According to the March 2016 Monthly Confidence Index from the Equipment Leasing and Finance Foundation, confidence in the equipment finance industry rose to 51.6 in March from a reading of 48.3 in February.

“I believe the fundamentals of the U.S. economy are strong. Low energy costs, which are a net positive for small businesses and consumers, provide a hedge against recession and/or inflation,” said Paul Menzel, president and CEO of Financial Pacific Leasing, when asked about the outlook for the future. “The presidential election rancor and uncertainty will keep a damper on any substantial growth or improvement in the economy for 2016.”

When asked to assess their business conditions over the next four months, 3.2% of executives said they believe business conditions will improve over the next four months, unchanged from February. 77.4% of respondents believe business conditions will remain the same over the next four months, an increase from 71.0% in February. Meanwhile, 19.4% believe business conditions will get worsen, a decrease from 25.8% the previous month.

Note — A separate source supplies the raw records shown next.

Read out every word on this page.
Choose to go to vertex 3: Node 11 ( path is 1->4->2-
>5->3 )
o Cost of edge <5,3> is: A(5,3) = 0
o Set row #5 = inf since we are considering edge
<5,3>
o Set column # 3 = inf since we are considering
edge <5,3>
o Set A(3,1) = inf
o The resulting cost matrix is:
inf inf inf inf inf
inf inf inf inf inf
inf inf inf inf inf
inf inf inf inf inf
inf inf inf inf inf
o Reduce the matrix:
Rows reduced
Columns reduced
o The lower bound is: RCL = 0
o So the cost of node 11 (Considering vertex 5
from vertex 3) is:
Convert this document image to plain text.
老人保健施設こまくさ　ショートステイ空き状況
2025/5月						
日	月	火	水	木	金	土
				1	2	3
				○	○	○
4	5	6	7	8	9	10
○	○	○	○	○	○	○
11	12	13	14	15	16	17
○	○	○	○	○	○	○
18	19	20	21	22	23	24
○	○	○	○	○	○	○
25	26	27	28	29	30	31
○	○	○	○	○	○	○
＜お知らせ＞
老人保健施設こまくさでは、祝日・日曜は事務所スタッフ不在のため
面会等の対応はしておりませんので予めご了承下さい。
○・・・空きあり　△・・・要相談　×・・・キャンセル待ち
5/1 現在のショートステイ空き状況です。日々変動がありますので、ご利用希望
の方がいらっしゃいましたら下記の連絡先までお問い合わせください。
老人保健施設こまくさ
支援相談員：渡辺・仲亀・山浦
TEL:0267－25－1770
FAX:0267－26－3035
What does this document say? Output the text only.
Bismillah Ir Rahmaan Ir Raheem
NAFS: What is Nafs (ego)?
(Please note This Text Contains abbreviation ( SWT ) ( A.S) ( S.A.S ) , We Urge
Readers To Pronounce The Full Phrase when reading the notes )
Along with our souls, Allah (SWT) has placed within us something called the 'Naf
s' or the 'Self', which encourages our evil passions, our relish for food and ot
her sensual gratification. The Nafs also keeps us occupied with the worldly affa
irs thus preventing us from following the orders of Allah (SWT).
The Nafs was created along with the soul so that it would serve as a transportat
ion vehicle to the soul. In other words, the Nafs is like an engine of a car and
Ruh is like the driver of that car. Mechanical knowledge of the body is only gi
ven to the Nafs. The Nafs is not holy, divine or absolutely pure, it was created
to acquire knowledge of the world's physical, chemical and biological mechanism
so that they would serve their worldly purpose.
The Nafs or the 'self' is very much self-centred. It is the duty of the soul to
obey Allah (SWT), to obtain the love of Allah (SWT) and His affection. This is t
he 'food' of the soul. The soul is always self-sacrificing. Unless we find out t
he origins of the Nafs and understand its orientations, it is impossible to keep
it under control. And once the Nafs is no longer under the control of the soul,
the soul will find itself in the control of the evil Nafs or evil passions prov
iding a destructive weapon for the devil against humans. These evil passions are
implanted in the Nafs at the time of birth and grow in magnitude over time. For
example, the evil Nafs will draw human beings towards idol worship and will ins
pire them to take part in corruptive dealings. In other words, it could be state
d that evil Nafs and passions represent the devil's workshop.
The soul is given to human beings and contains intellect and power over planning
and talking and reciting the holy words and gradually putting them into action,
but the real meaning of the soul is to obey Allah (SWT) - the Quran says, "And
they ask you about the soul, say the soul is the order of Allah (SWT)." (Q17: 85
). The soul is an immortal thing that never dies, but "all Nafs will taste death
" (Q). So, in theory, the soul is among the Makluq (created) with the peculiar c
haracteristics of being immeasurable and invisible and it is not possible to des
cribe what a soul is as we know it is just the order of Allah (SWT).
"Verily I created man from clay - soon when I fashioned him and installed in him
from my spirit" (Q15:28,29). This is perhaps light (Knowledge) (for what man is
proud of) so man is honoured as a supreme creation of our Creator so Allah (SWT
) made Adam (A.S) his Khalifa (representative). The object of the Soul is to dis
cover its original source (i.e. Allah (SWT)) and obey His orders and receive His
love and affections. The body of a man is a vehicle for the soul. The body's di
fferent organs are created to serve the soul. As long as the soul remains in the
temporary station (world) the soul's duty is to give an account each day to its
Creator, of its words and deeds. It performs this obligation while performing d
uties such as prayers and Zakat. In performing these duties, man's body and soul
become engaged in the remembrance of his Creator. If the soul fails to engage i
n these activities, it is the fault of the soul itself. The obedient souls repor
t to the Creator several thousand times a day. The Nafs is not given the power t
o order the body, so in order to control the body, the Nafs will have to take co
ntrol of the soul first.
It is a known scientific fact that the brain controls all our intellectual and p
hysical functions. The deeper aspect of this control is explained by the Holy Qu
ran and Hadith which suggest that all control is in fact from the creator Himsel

There was an increase in the number of survey respondents who believe demand for leases and loans to fund capital expenditures (CAPEX) will increase over the next four months, with 9.7% reporting the sentiment in March compared to 3.2% in February.

“Application volume and approvals remain strong but closing them has been difficult,” said David T. Schaefer, CEO of Mintaka Financial. “We attribute this to competitive factors from within our industry and from the alternative finance industry. There still seems to be a level of uncertainty in the small business market as well.”

There was no change in the number of executives who expect more access to capital to fund equipment acquisitions over the next four months (16.1%) but there was a decrease in the number who expect less access to capital (6.5%) compared to February (12.9%).

“There are pockets of opportunity in both types of equipment and specific industries,” said Harry Kaplun, president of Specialty Finance at Frost Bank. “That said, there are an increasing number of industries that are hitting a reset button with regard to growth and capital spending.”

All of the survey respondents evaluated the current U.S. economy as “fair,” up from 96.8% in February.

On the flip side, none of the survey respondents believe that U.S. economic conditions will get “better” over the next six months, a decrease from 6.5% who believed so in February.

“Continued growth in new business opportunities, tempered with some slowdown in the Class 8 truck market, and an increase in repossessions cause some concern,” said William H. Besgen, vice chairman of the board of directors at Hitachi Capital America.